To sum up I would recommend acceptance after minor revision
Author Response
Dear sir or madam,
thank you very much for your valuable comments on my article, which is very helpful for my article improvement. I have made any changes or responses to your suggestion, as follows:
Point 1: Manuscript present sound and comprehensive data on synthesis and antidepressant activity of thienopyridine analogs of paroxetine. Authors described chemistry, biological activity in mouse model and docking study in silico. However some more general conclusion about plausible mechanism of action is missing.
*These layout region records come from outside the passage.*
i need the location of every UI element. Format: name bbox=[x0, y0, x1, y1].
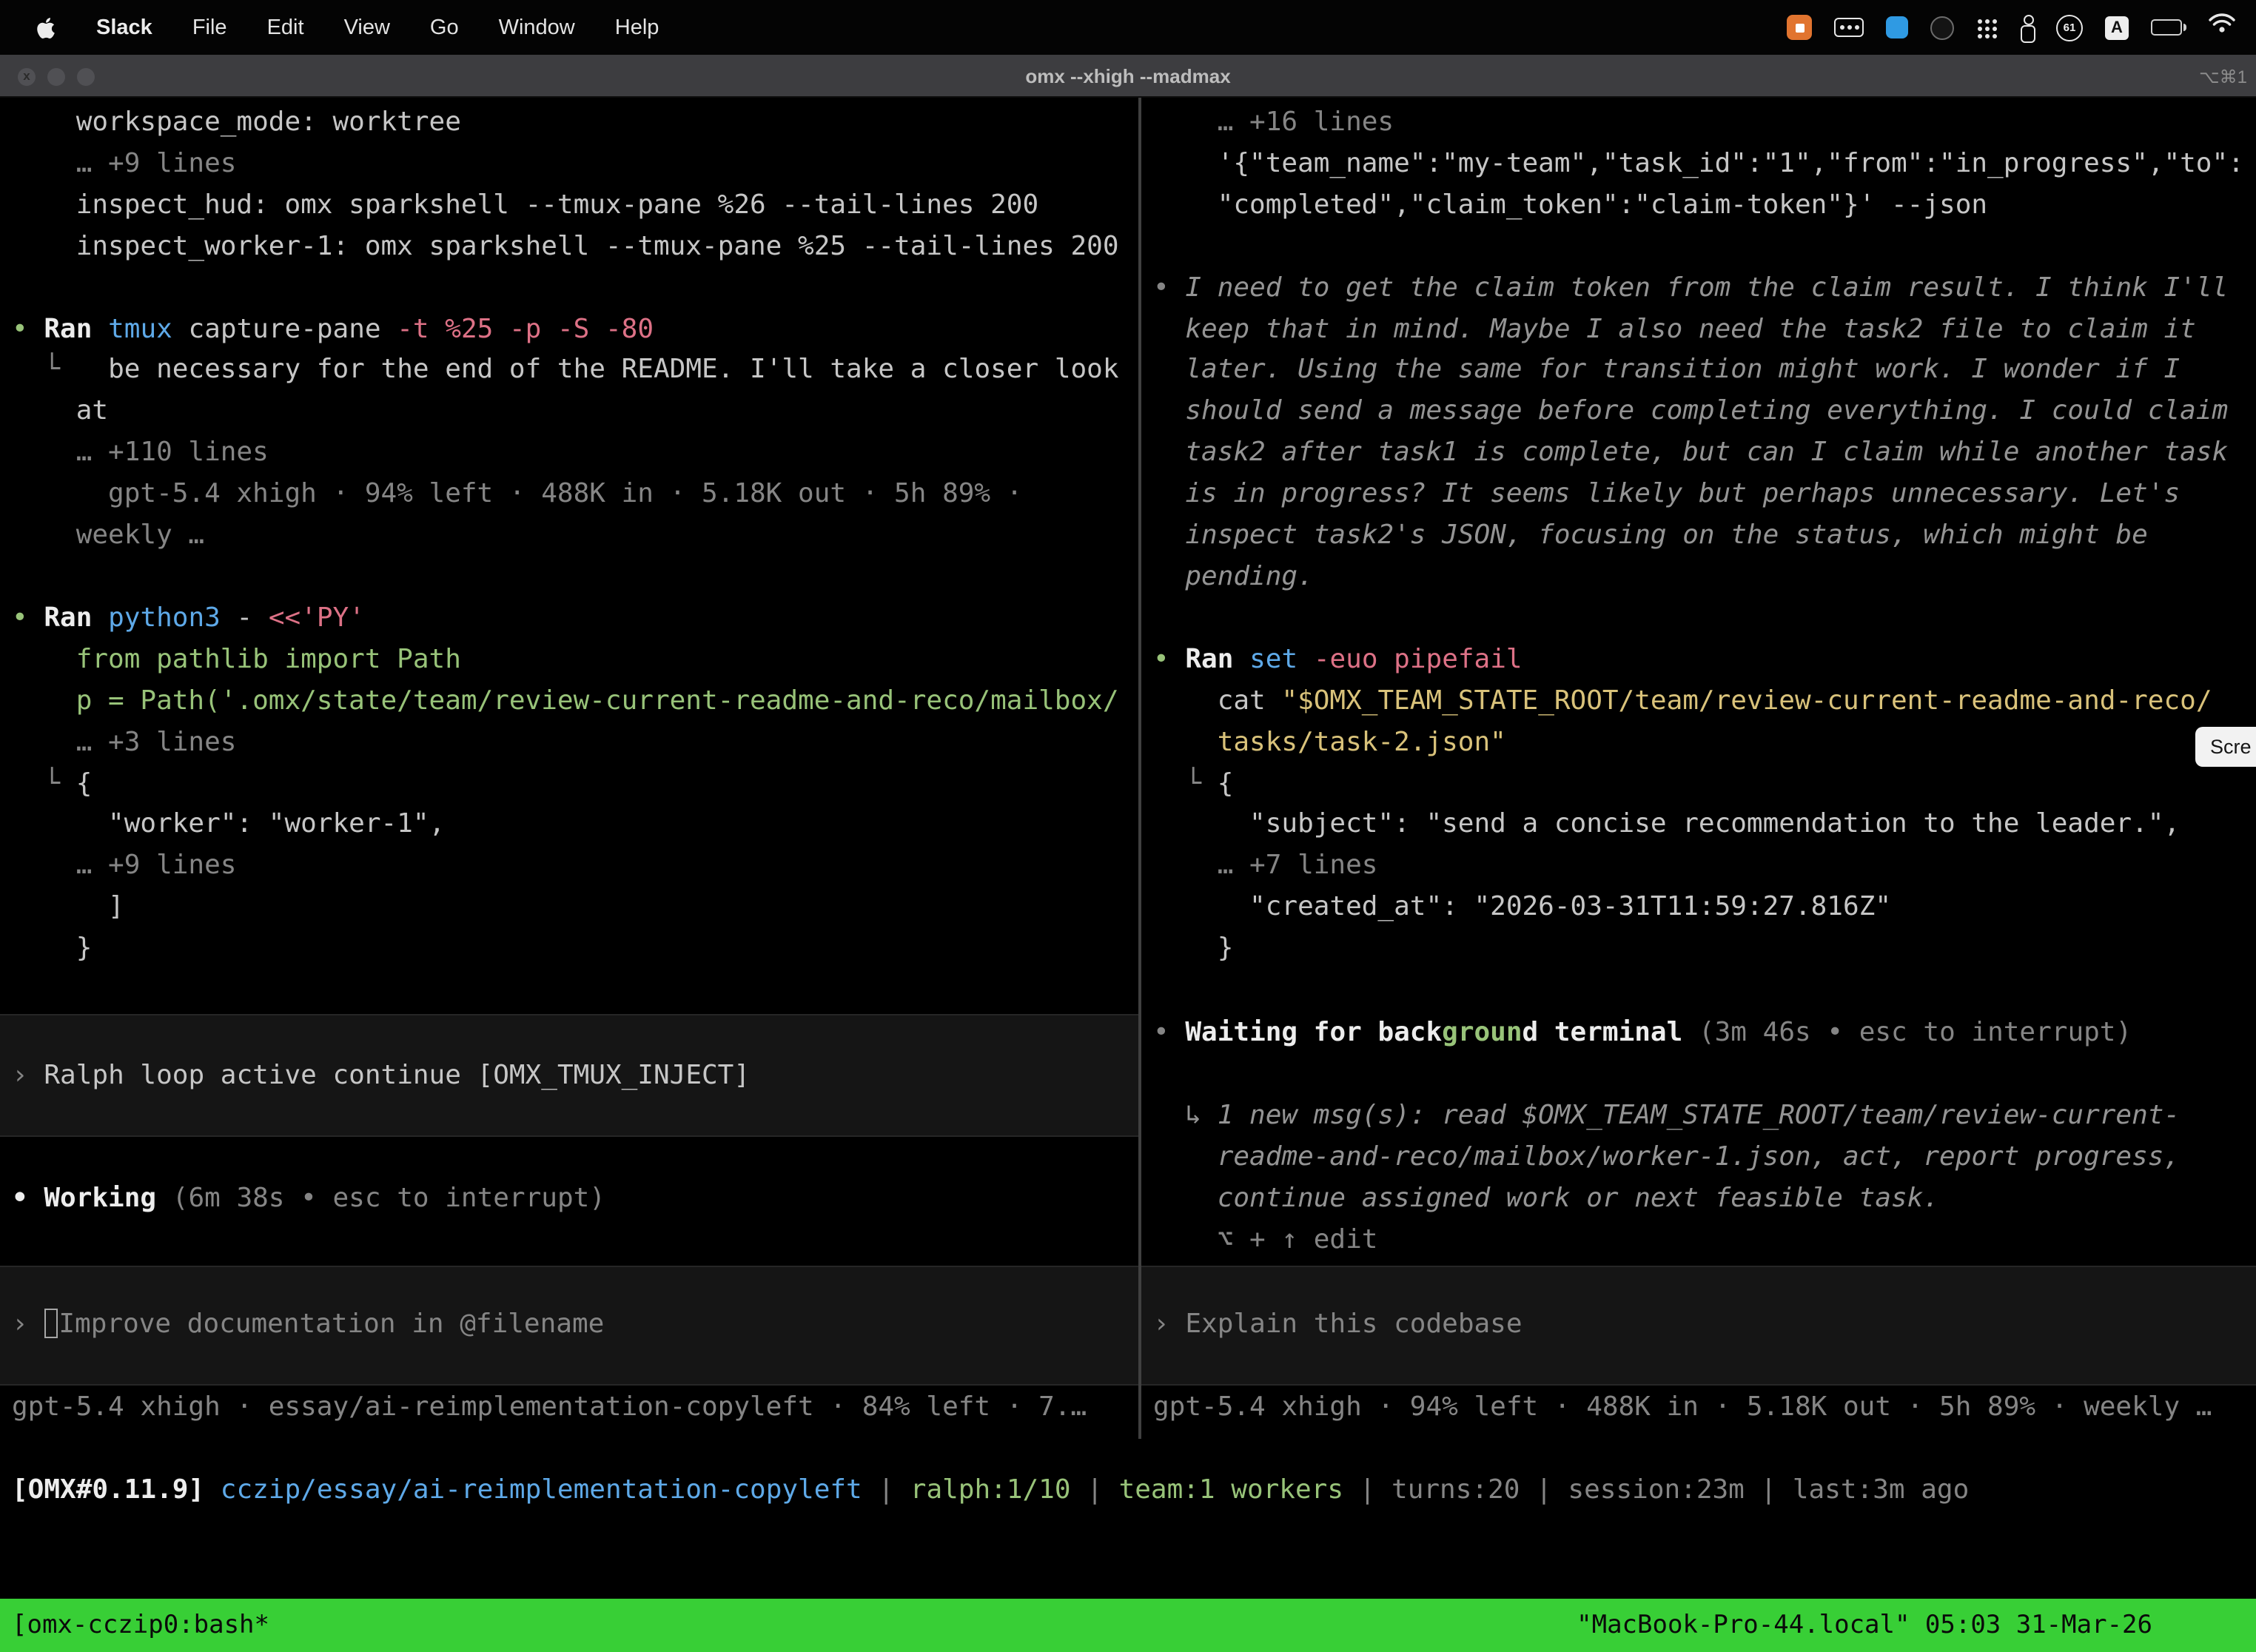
terminal-line: task2 after task1 is complete, but can I… bbox=[1141, 433, 2256, 474]
app-icon-dark[interactable] bbox=[1930, 16, 1954, 39]
prompt-chevron: › bbox=[1153, 1308, 1185, 1339]
left-pane-status-line: gpt-5.4 xhigh · essay/ai-reimplementatio… bbox=[0, 1387, 1138, 1428]
right-pane-status-line: gpt-5.4 xhigh · 94% left · 488K in · 5.1… bbox=[1141, 1386, 2256, 1428]
pane-left[interactable]: workspace_mode: worktree … +9 lines insp… bbox=[0, 98, 1138, 1439]
menu-help[interactable]: Help bbox=[615, 16, 659, 39]
right-input-line[interactable]: › Explain this codebase bbox=[1141, 1303, 2256, 1345]
left-input-line[interactable]: › Improve documentation in @filename bbox=[0, 1304, 1138, 1346]
terminal-line: └ { bbox=[0, 763, 1138, 805]
working-status-line: • Working (6m 38s • esc to interrupt) bbox=[0, 1178, 1138, 1220]
terminal-line: } bbox=[0, 928, 1138, 970]
terminal-line: … +9 lines bbox=[0, 846, 1138, 887]
terminal-line: … +110 lines bbox=[0, 433, 1138, 474]
pane-right[interactable]: … +16 lines '{"team_name":"my-team","tas… bbox=[1141, 98, 2256, 1439]
terminal-line: inspect_worker-1: omx sparkshell --tmux-… bbox=[0, 226, 1138, 267]
window-shortcut-hint: ⌥⌘1 bbox=[2199, 55, 2247, 98]
tmux-host-clock: "MacBook-Pro-44.local" 05:03 31-Mar-26 bbox=[1577, 1611, 2152, 1640]
terminal-line: continue assigned work or next feasible … bbox=[1141, 1178, 2256, 1220]
wifi-icon[interactable] bbox=[2209, 13, 2235, 41]
terminal-line bbox=[0, 267, 1138, 309]
menu-bar: Slack File Edit View Go Window Help 61 A bbox=[0, 0, 2256, 55]
left-scrollback: workspace_mode: worktree … +9 lines insp… bbox=[0, 102, 1138, 970]
terminal-line: ↳ 1 new msg(s): read $OMX_TEAM_STATE_ROO… bbox=[1141, 1095, 2256, 1137]
terminal-line: p = Path('.omx/state/team/review-current… bbox=[0, 680, 1138, 722]
terminal-line: from pathlib import Path bbox=[0, 639, 1138, 681]
ralph-loop-line: › Ralph loop active continue [OMX_TMUX_I… bbox=[0, 1055, 1138, 1097]
terminal-line: weekly … bbox=[0, 515, 1138, 557]
input-source-icon[interactable]: A bbox=[2105, 16, 2129, 39]
left-input-box[interactable]: › Improve documentation in @filename bbox=[0, 1266, 1138, 1386]
terminal-line: at bbox=[0, 392, 1138, 433]
terminal-line: inspect task2's JSON, focusing on the st… bbox=[1141, 515, 2256, 557]
menu-go[interactable]: Go bbox=[430, 16, 459, 39]
terminal-line: … +16 lines bbox=[1141, 102, 2256, 144]
left-input-placeholder: Improve documentation in @filename bbox=[58, 1309, 604, 1340]
apple-menu[interactable] bbox=[36, 16, 56, 39]
terminal-line: • Ran python3 - <<'PY' bbox=[0, 598, 1138, 639]
terminal-line: └ be necessary for the end of the README… bbox=[0, 350, 1138, 392]
app-menu-slack[interactable]: Slack bbox=[96, 16, 152, 39]
terminal-line bbox=[0, 557, 1138, 598]
right-scrollback: … +16 lines '{"team_name":"my-team","tas… bbox=[1141, 102, 2256, 970]
screen-recording-indicator-icon[interactable] bbox=[1787, 15, 1812, 40]
window-title: omx --xhigh --madmax bbox=[0, 55, 2256, 98]
battery-gauge-icon[interactable]: 61 bbox=[2056, 14, 2083, 41]
ralph-loop-banner: › Ralph loop active continue [OMX_TMUX_I… bbox=[0, 1014, 1138, 1137]
tmux-panes: workspace_mode: worktree … +9 lines insp… bbox=[0, 98, 2256, 1439]
terminal-line: should send a message before completing … bbox=[1141, 392, 2256, 433]
terminal-line: └ { bbox=[1141, 763, 2256, 805]
menu-view[interactable]: View bbox=[344, 16, 390, 39]
terminal-line: } bbox=[1141, 928, 2256, 970]
terminal-line: keep that in mind. Maybe I also need the… bbox=[1141, 309, 2256, 350]
launchpad-icon[interactable] bbox=[1976, 17, 1997, 38]
menu-file[interactable]: File bbox=[192, 16, 227, 39]
terminal-line: ⌥ + ↑ edit bbox=[1141, 1219, 2256, 1260]
terminal-line: • I need to get the claim token from the… bbox=[1141, 267, 2256, 309]
terminal-line: • Ran set -euo pipefail bbox=[1141, 639, 2256, 681]
terminal-line: … +3 lines bbox=[0, 722, 1138, 763]
title-bar[interactable]: x omx --xhigh --madmax ⌥⌘1 bbox=[0, 55, 2256, 98]
mailbox-message-block: ↳ 1 new msg(s): read $OMX_TEAM_STATE_ROO… bbox=[1141, 1095, 2256, 1260]
terminal-line: "created_at": "2026-03-31T11:59:27.816Z" bbox=[1141, 887, 2256, 928]
apple-icon bbox=[36, 16, 56, 39]
terminal-line: … +7 lines bbox=[1141, 846, 2256, 887]
tmux-status-bar: [omx-cczip0:bash* "MacBook-Pro-44.local"… bbox=[0, 1599, 2256, 1652]
terminal-line bbox=[1141, 598, 2256, 639]
menu-window[interactable]: Window bbox=[499, 16, 575, 39]
terminal-window: x omx --xhigh --madmax ⌥⌘1 workspace_mod… bbox=[0, 55, 2256, 1652]
terminal-line: ] bbox=[0, 887, 1138, 928]
prompt-chevron: › bbox=[12, 1309, 44, 1340]
text-cursor bbox=[44, 1309, 57, 1338]
terminal-line: readme-and-reco/mailbox/worker-1.json, a… bbox=[1141, 1137, 2256, 1178]
app-icon-blue[interactable] bbox=[1886, 16, 1908, 38]
terminal-line: "completed","claim_token":"claim-token"}… bbox=[1141, 185, 2256, 226]
terminal-line: later. Using the same for transition mig… bbox=[1141, 350, 2256, 392]
menu-edit[interactable]: Edit bbox=[267, 16, 304, 39]
terminal-line: "worker": "worker-1", bbox=[0, 805, 1138, 846]
tmux-session-label: [omx-cczip0:bash* bbox=[12, 1611, 269, 1640]
right-input-placeholder: Explain this codebase bbox=[1185, 1308, 1522, 1339]
omx-status-line: [OMX#0.11.9] cczip/essay/ai-reimplementa… bbox=[0, 1470, 2256, 1511]
terminal-line: "subject": "send a concise recommendatio… bbox=[1141, 805, 2256, 846]
screenshot-tooltip: Scre bbox=[2195, 727, 2256, 767]
terminal-line: workspace_mode: worktree bbox=[0, 102, 1138, 144]
terminal-line: • Ran tmux capture-pane -t %25 -p -S -80 bbox=[0, 309, 1138, 350]
battery-icon[interactable] bbox=[2151, 19, 2186, 36]
terminal-line: inspect_hud: omx sparkshell --tmux-pane … bbox=[0, 185, 1138, 226]
terminal-line: is in progress? It seems likely but perh… bbox=[1141, 474, 2256, 515]
terminal-line: cat "$OMX_TEAM_STATE_ROOT/team/review-cu… bbox=[1141, 680, 2256, 722]
terminal-line: tasks/task-2.json" bbox=[1141, 722, 2256, 763]
keyboard-icon[interactable] bbox=[1834, 18, 1864, 37]
terminal-line bbox=[1141, 226, 2256, 267]
screen: Slack File Edit View Go Window Help 61 A bbox=[0, 0, 2256, 1652]
terminal-line: pending. bbox=[1141, 557, 2256, 598]
waiting-status-line: • Waiting for background terminal (3m 46… bbox=[1141, 1013, 2256, 1054]
stats-figure-icon[interactable] bbox=[2019, 15, 2034, 40]
terminal-line: … +9 lines bbox=[0, 144, 1138, 185]
terminal-line: '{"team_name":"my-team","task_id":"1","f… bbox=[1141, 144, 2256, 185]
terminal-line: gpt-5.4 xhigh · 94% left · 488K in · 5.1… bbox=[0, 474, 1138, 515]
right-input-box[interactable]: › Explain this codebase bbox=[1141, 1265, 2256, 1385]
Particularly the docking studies are described very briefly.
Response 1: Thank you very much for your suggestion, we have been appropriate added some general conclusion about plausible mechanism of action for docking studies in the “2.2.5. Docking study” part.
Point 2: Then the manuscript needs some language and style corrections few examples below:
“ To our disappointed, the” - To our disappointment.
“obtained the active structure-activity relationship” – remove “active”
Response 2: This work has been done, and we have already done a language retouching of the article through a special English retouching agency.
Point 3: “Therefore, the antidepressant activity of compound 4i has dose dependent.” – what? Is seems there is missing something “ratio? Shape?” To sum up I would recommend acceptance after minor revision
Response 3: Thank you very much for your suggestion. I have described it incorrectly. This sentence has been revised in the text as: Therefore, the antidepressant activity of compound 4i appeared to be dose-dependent, with a gradually increased antidepressant activity observed when increasing the dose.
Round 2
Reviewer 1 Report
I have no other comments.
Reviewer 2 Report
The authors have addressed all the issues raised during initial assessment, so I recommend the revised manuscript for publishing.